Medicare, which will celebrate its 50th anniversary next year, needs to be fixed. But if backers of reform frame that change primarily as a way to reduce federal spending, they are doomed to fail.

The other day, former Republican senator Judd Gregg wrote a guest column in The Hill newspaper about a gathering of policy wonks at Dartmouth College aimed at reforming the health care program for seniors. Gregg, co-chair of Fix the Debt, a nonpartisan group that wants to slow the flow of federal red ink, tried to thread the needle. The Dartmouth group, he wrote, was looking “both to improve the delivery of Medicare to seniors and to reduce its unsustainable cost path, which is a large driver of the nation’s debt.”

Gregg added that Medicare “is not viable in its present structure unless we want to bankrupt future generations to pay for it.”

Gregg isn’t wrong. The problem is we still don’t know enough about how to achieve better care at lower cost.

We do know how to slow the future growth of Medicare spending without improving care: Congress can reduce the program’s benefits or increase the amount seniors pay out of pocket. And that’s the problem. When Judd Gregg—a long time deficit hawk—says the nation needs to reduce projected Medicare spending, liberals hear: He wants to slash the program.

He can talk all he wants about better care, but progressives don’t believe him. They only hear echoes of lawmakers such as House Budget Committee Chair Paul Ryan (R-WI), who uses much of the same rhetoric but whose solution has included dramatically shifting the cost of care  from government to older Americans. Today, government pays for about 70 percent of Medicare costs and consumers pay for about 30 percent. In past budget plans, Ryan would have had seniors pay about 70 percent and government pay about 30 percent.
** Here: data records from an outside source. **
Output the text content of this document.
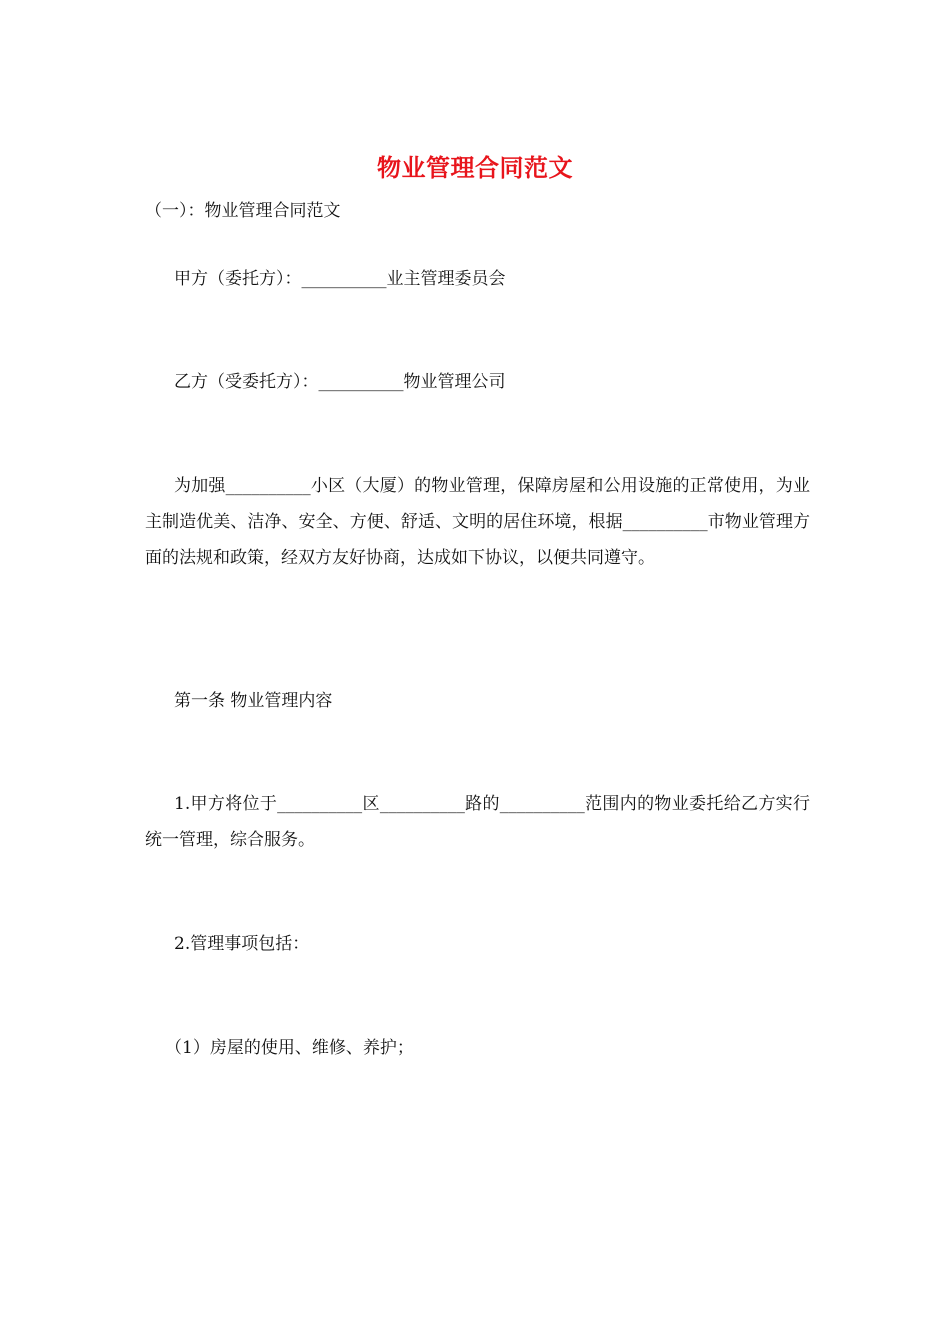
物业管理合同范文
（一）：物业管理合同范文
甲方（委托方）：__________业主管理委员会
乙方（受委托方）：__________物业管理公司
为加强__________小区（大厦）的物业管理，保障房屋和公用设施的正常使用，为业主制造优美、洁净、安全、方便、舒适、文明的居住环境，根据__________市物业管理方面的法规和政策，经双方友好协商，达成如下协议，以便共同遵守。
第一条 物业管理内容
1.甲方将位于__________区__________路的__________范围内的物业委托给乙方实行统一管理，综合服务。
2.管理事项包括：
（1）房屋的使用、维修、养护；
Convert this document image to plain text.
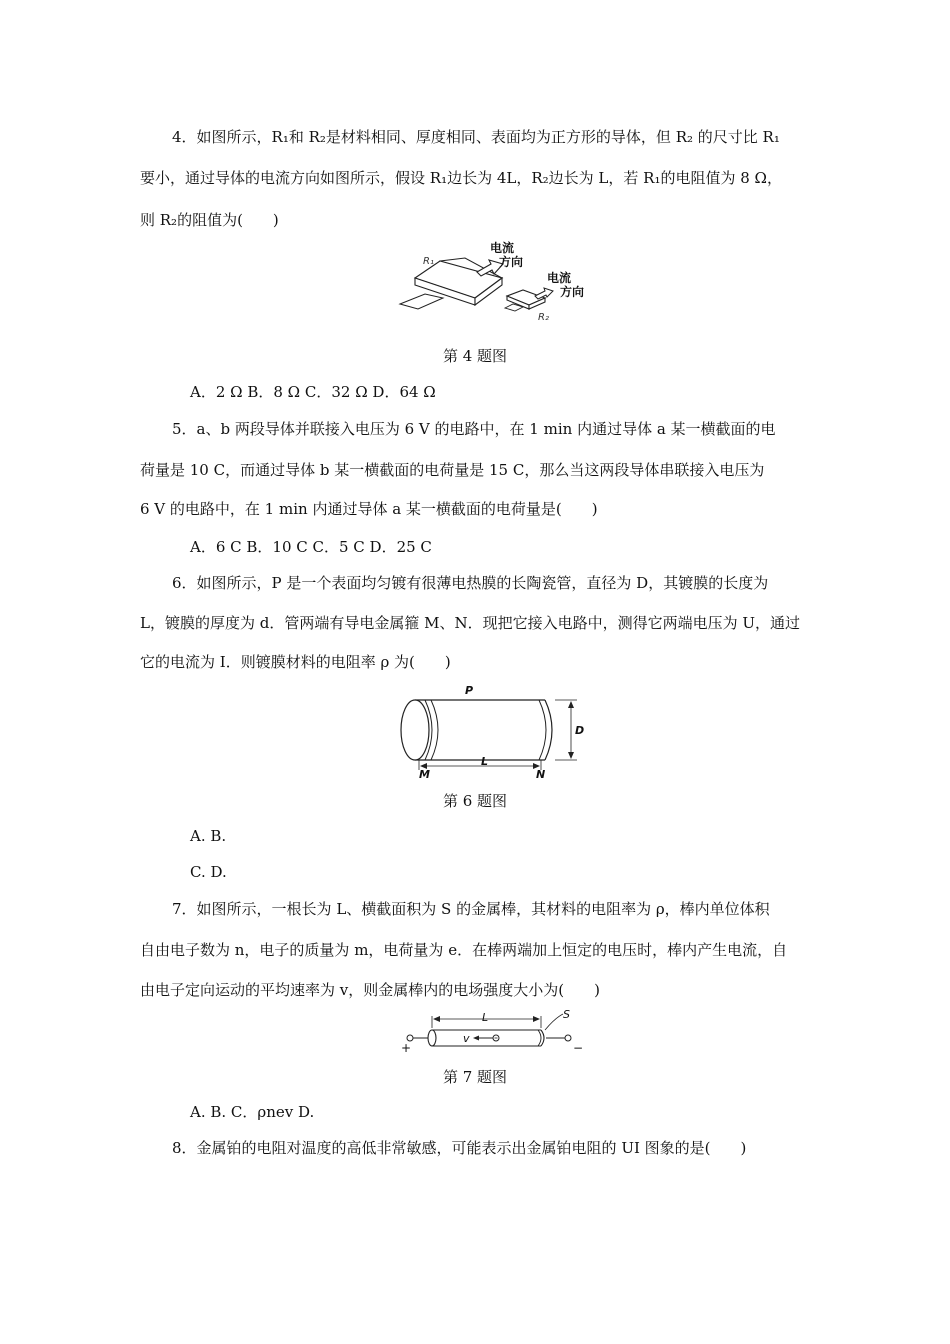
4．如图所示，R₁和 R₂是材料相同、厚度相同、表面均为正方形的导体，但 R₂ 的尺寸比 R₁
要小，通过导体的电流方向如图所示，假设 R₁边长为 4L，R₂边长为 L，若 R₁的电阻值为 8 Ω，
则 R₂的阻值为(　　)
R₁
电流
方向
R₂
电流
方向
第 4 题图
A．2 Ω B．8 Ω C．32 Ω D．64 Ω
5．a、b 两段导体并联接入电压为 6 V 的电路中，在 1 min 内通过导体 a 某一横截面的电
荷量是 10 C，而通过导体 b 某一横截面的电荷量是 15 C，那么当这两段导体串联接入电压为
6 V 的电路中，在 1 min 内通过导体 a 某一横截面的电荷量是(　　)
A．6 C B．10 C C．5 C D．25 C
6．如图所示，P 是一个表面均匀镀有很薄电热膜的长陶瓷管，直径为 D，其镀膜的长度为
L，镀膜的厚度为 d．管两端有导电金属箍 M、N．现把它接入电路中，测得它两端电压为 U，通过
它的电流为 I．则镀膜材料的电阻率 ρ 为(　　)
P
D
L
M	N
第 6 题图
A. B.
C. D.
7．如图所示，一根长为 L、横截面积为 S 的金属棒，其材料的电阻率为 ρ，棒内单位体积
自由电子数为 n，电子的质量为 m，电荷量为 e．在棒两端加上恒定的电压时，棒内产生电流，自
由电子定向运动的平均速率为 v，则金属棒内的电场强度大小为(　　)
L
v
S
+	−
第 7 题图
A. B. C．ρnev D.
8．金属铂的电阻对温度的高低非常敏感，可能表示出金属铂电阻的 UI 图象的是(　　)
And the left won’t let him forget it.

With the possibility that Republicans will take full control of Congress in the November elections, liberals are prepared to go to the mattresses over Medicare (and Social Security). They don’t even trust President Obama to hold the line—after all, a couple of years ago he was willing to make cuts to future spending in both programs to get a budget deal with House Speaker John Boehner. That effort collapsed, but liberals have never felt the same about Obama since.

We could cut this Gordian knot if we knew more about how to get long-term cost savings by improving delivery of care. Thanks to the folks at Dartmouth, among others, we’ve learned a great deal about what’s wrong with our health system. Researchers there (in a project known as The Dartmouth Atlas) have carefully measured wide variation in quality and costs in Medicare around the country. And they found that more expensive care in Florida results in outcomes that are no better, and often worse, than lower-cost care in Minnesota.

And many policy analysts (I am among them) are increasingly convinced that better coordinating care can save money and improve quality. They believe that medical teams, better electronic ordering and records systems, and new delivery partnerships such as Accountable Care Organizations can improve outcomes while reducing costs. And they think that shifting financial risk to providers while demanding quality improvement will encourage them to seek the most cost-effective care for their patients.

Like much well-intended health care policy, this sounds like it ought to work. And the evidence that these reforms do improve quality is growing stronger. The trouble is, solid evidence they also save money just isn’t there—at least not yet. For every study that shows cost savings from one of these innovations, there is another that finds little benefit.

Will these reforms achieve what Gregg wants, and save money without compromising care? Truth is, nobody is sure. This is a particular problem for Congress because, without that evidence, the official scorekeepers at the Congressional Budget Office will not credit any cost savings from these reforms. And without official savings, lawmakers won’t act.

We are left, then, with a toxic combination of uncertainty, mistrust, and political gamesmanship. I believe Gregg is well-meaning and serious when he calls for cost savings through delivery reform. But without solid evidence that new care models can permanently bend Medicare’s cost curve and specific agreement on proposals to adopt them, the chances of a bipartisan solution are almost non-existent.